With changing government regulations in Canada, and the many medicinal benefits associated with cannabis crop consulting, it is actually time for you to move the legal cannabis plant production industry in to the realm of high-tech laboratories and scientific practices.
We must sift through accumulated grower knowledge, while publicly documenting and improving production practices. Evidence-based research may help growers produce more consistent, high-yielding and high-quality products and help inform policy makers because they regulate this industry.
As researchers who study how you can produce high-value plants (e.g. medicinal, nutraceutical, edible and ornamental plants) under controlled environments – including indoor medical cannabis – we know this may require collaborative research among cannabis growers and researchers.
Our lab on the University of Guelph is probably the best on the planet for horticulture research, particularly for controlled-environment plant production. Lately, we have been applying this data to our collaborations with legal cannabis growers. With legalized recreational cannabis use on the horizon in Canada, more licensed growers are searching for this sort of expertise.
Current state of cannabis production
Growing cannabis can be quite a lucrative business. Shelling out for legal cannabis in North American medicinal and recreational markets is projected to achieve US$21.6 billion by 2021.
In Canada, you will find currently 73 authorized licensed medical cannabis producers, most of them large-scale producers. With all the recreational use and sale of cannabis scheduled for legalization in our country the coming year, it ymfaab foreseeable that numerous more large-scale producers will enter in the market.

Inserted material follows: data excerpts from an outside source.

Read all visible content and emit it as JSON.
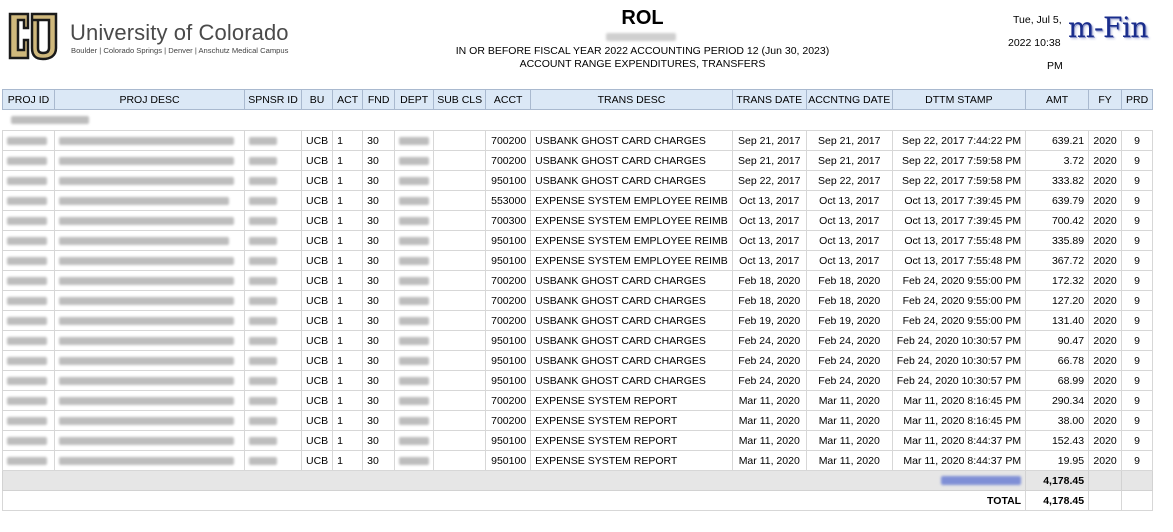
{
  "header": {
    "university": "University of Colorado",
    "campuses": "Boulder | Colorado Springs | Denver | Anschutz Medical Campus",
    "title": "ROL",
    "subtitle_line1": "IN OR BEFORE FISCAL YEAR 2022 ACCOUNTING PERIOD 12 (Jun 30, 2023)",
    "subtitle_line2": "ACCOUNT RANGE EXPENDITURES, TRANSFERS",
    "run_day": "Tue, Jul 5,",
    "run_time": "2022 10:38",
    "run_ampm": "PM",
    "app_logo": "m-Fin",
    "colors": {
      "app_logo": "#1a2d8c",
      "header_bg": "#dbe8f6",
      "subtotal_bg": "#e6e6e6"
    }
  },
  "table": {
    "columns": [
      "PROJ ID",
      "PROJ DESC",
      "SPNSR ID",
      "BU",
      "ACT",
      "FND",
      "DEPT",
      "SUB CLS",
      "ACCT",
      "TRANS DESC",
      "TRANS DATE",
      "ACCNTNG DATE",
      "DTTM STAMP",
      "AMT",
      "FY",
      "PRD"
    ],
    "rows": [
      {
        "bu": "UCB",
        "act": "1",
        "fnd": "30",
        "acct": "700200",
        "desc": "USBANK GHOST CARD CHARGES",
        "trans_date": "Sep 21, 2017",
        "acct_date": "Sep 21, 2017",
        "stamp": "Sep 22, 2017 7:44:22 PM",
        "amt": "639.21",
        "fy": "2020",
        "prd": "9"
      },
      {
        "bu": "UCB",
        "act": "1",
        "fnd": "30",
        "acct": "700200",
        "desc": "USBANK GHOST CARD CHARGES",
        "trans_date": "Sep 21, 2017",
        "acct_date": "Sep 21, 2017",
        "stamp": "Sep 22, 2017 7:59:58 PM",
        "amt": "3.72",
        "fy": "2020",
        "prd": "9"
      },
      {
        "bu": "UCB",
        "act": "1",
        "fnd": "30",
        "acct": "950100",
        "desc": "USBANK GHOST CARD CHARGES",
        "trans_date": "Sep 22, 2017",
        "acct_date": "Sep 22, 2017",
        "stamp": "Sep 22, 2017 7:59:58 PM",
        "amt": "333.82",
        "fy": "2020",
        "prd": "9"
      },
      {
        "bu": "UCB",
        "act": "1",
        "fnd": "30",
        "acct": "553000",
        "desc": "EXPENSE SYSTEM EMPLOYEE REIMB",
        "trans_date": "Oct 13, 2017",
        "acct_date": "Oct 13, 2017",
        "stamp": "Oct 13, 2017 7:39:45 PM",
        "amt": "639.79",
        "fy": "2020",
        "prd": "9"
      },
      {
        "bu": "UCB",
        "act": "1",
        "fnd": "30",
        "acct": "700300",
        "desc": "EXPENSE SYSTEM EMPLOYEE REIMB",
        "trans_date": "Oct 13, 2017",
        "acct_date": "Oct 13, 2017",
        "stamp": "Oct 13, 2017 7:39:45 PM",
        "amt": "700.42",
        "fy": "2020",
        "prd": "9"
      },
      {
        "bu": "UCB",
        "act": "1",
        "fnd": "30",
        "acct": "950100",
        "desc": "EXPENSE SYSTEM EMPLOYEE REIMB",
        "trans_date": "Oct 13, 2017",
        "acct_date": "Oct 13, 2017",
        "stamp": "Oct 13, 2017 7:55:48 PM",
        "amt": "335.89",
        "fy": "2020",
        "prd": "9"
      },
      {
        "bu": "UCB",
        "act": "1",
        "fnd": "30",
        "acct": "950100",
        "desc": "EXPENSE SYSTEM EMPLOYEE REIMB",
        "trans_date": "Oct 13, 2017",
        "acct_date": "Oct 13, 2017",
        "stamp": "Oct 13, 2017 7:55:48 PM",
        "amt": "367.72",
        "fy": "2020",
        "prd": "9"
      },
      {
        "bu": "UCB",
        "act": "1",
        "fnd": "30",
        "acct": "700200",
        "desc": "USBANK GHOST CARD CHARGES",
        "trans_date": "Feb 18, 2020",
        "acct_date": "Feb 18, 2020",
        "stamp": "Feb 24, 2020 9:55:00 PM",
        "amt": "172.32",
        "fy": "2020",
        "prd": "9"
      },
      {
        "bu": "UCB",
        "act": "1",
        "fnd": "30",
        "acct": "700200",
        "desc": "USBANK GHOST CARD CHARGES",
        "trans_date": "Feb 18, 2020",
        "acct_date": "Feb 18, 2020",
        "stamp": "Feb 24, 2020 9:55:00 PM",
        "amt": "127.20",
        "fy": "2020",
        "prd": "9"
      },
      {
        "bu": "UCB",
        "act": "1",
        "fnd": "30",
        "acct": "700200",
        "desc": "USBANK GHOST CARD CHARGES",
        "trans_date": "Feb 19, 2020",
        "acct_date": "Feb 19, 2020",
        "stamp": "Feb 24, 2020 9:55:00 PM",
        "amt": "131.40",
        "fy": "2020",
        "prd": "9"
      },
      {
        "bu": "UCB",
        "act": "1",
        "fnd": "30",
        "acct": "950100",
        "desc": "USBANK GHOST CARD CHARGES",
        "trans_date": "Feb 24, 2020",
        "acct_date": "Feb 24, 2020",
        "stamp": "Feb 24, 2020 10:30:57 PM",
        "amt": "90.47",
        "fy": "2020",
        "prd": "9"
      },
      {
        "bu": "UCB",
        "act": "1",
        "fnd": "30",
        "acct": "950100",
        "desc": "USBANK GHOST CARD CHARGES",
        "trans_date": "Feb 24, 2020",
        "acct_date": "Feb 24, 2020",
        "stamp": "Feb 24, 2020 10:30:57 PM",
        "amt": "66.78",
        "fy": "2020",
        "prd": "9"
      },
      {
        "bu": "UCB",
        "act": "1",
        "fnd": "30",
        "acct": "950100",
        "desc": "USBANK GHOST CARD CHARGES",
        "trans_date": "Feb 24, 2020",
        "acct_date": "Feb 24, 2020",
        "stamp": "Feb 24, 2020 10:30:57 PM",
        "amt": "68.99",
        "fy": "2020",
        "prd": "9"
      },
      {
        "bu": "UCB",
        "act": "1",
        "fnd": "30",
        "acct": "700200",
        "desc": "EXPENSE SYSTEM REPORT",
        "trans_date": "Mar 11, 2020",
        "acct_date": "Mar 11, 2020",
        "stamp": "Mar 11, 2020 8:16:45 PM",
        "amt": "290.34",
        "fy": "2020",
        "prd": "9"
      },
      {
        "bu": "UCB",
        "act": "1",
        "fnd": "30",
        "acct": "700200",
        "desc": "EXPENSE SYSTEM REPORT",
        "trans_date": "Mar 11, 2020",
        "acct_date": "Mar 11, 2020",
        "stamp": "Mar 11, 2020 8:16:45 PM",
        "amt": "38.00",
        "fy": "2020",
        "prd": "9"
      },
      {
        "bu": "UCB",
        "act": "1",
        "fnd": "30",
        "acct": "950100",
        "desc": "EXPENSE SYSTEM REPORT",
        "trans_date": "Mar 11, 2020",
        "acct_date": "Mar 11, 2020",
        "stamp": "Mar 11, 2020 8:44:37 PM",
        "amt": "152.43",
        "fy": "2020",
        "prd": "9"
      },
      {
        "bu": "UCB",
        "act": "1",
        "fnd": "30",
        "acct": "950100",
        "desc": "EXPENSE SYSTEM REPORT",
        "trans_date": "Mar 11, 2020",
        "acct_date": "Mar 11, 2020",
        "stamp": "Mar 11, 2020 8:44:37 PM",
        "amt": "19.95",
        "fy": "2020",
        "prd": "9"
      }
    ],
    "subtotal_amt": "4,178.45",
    "total_label": "TOTAL",
    "total_amt": "4,178.45"
  }
}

Previously, indoor cannabis production was largely limited to smaller-scale operations. Under these conditions, growers accumulated enormous levels of experience and knowledge. But much was kept as trade secrets and many still must be scientifically validated.
Even during today’s modern medicinal cannabis production facilities, growers are often dependent on online forums – so-called “grow guides” – and advice from salespeople for information about crop production. Without the proper training, it could be tough to tell fact from fiction.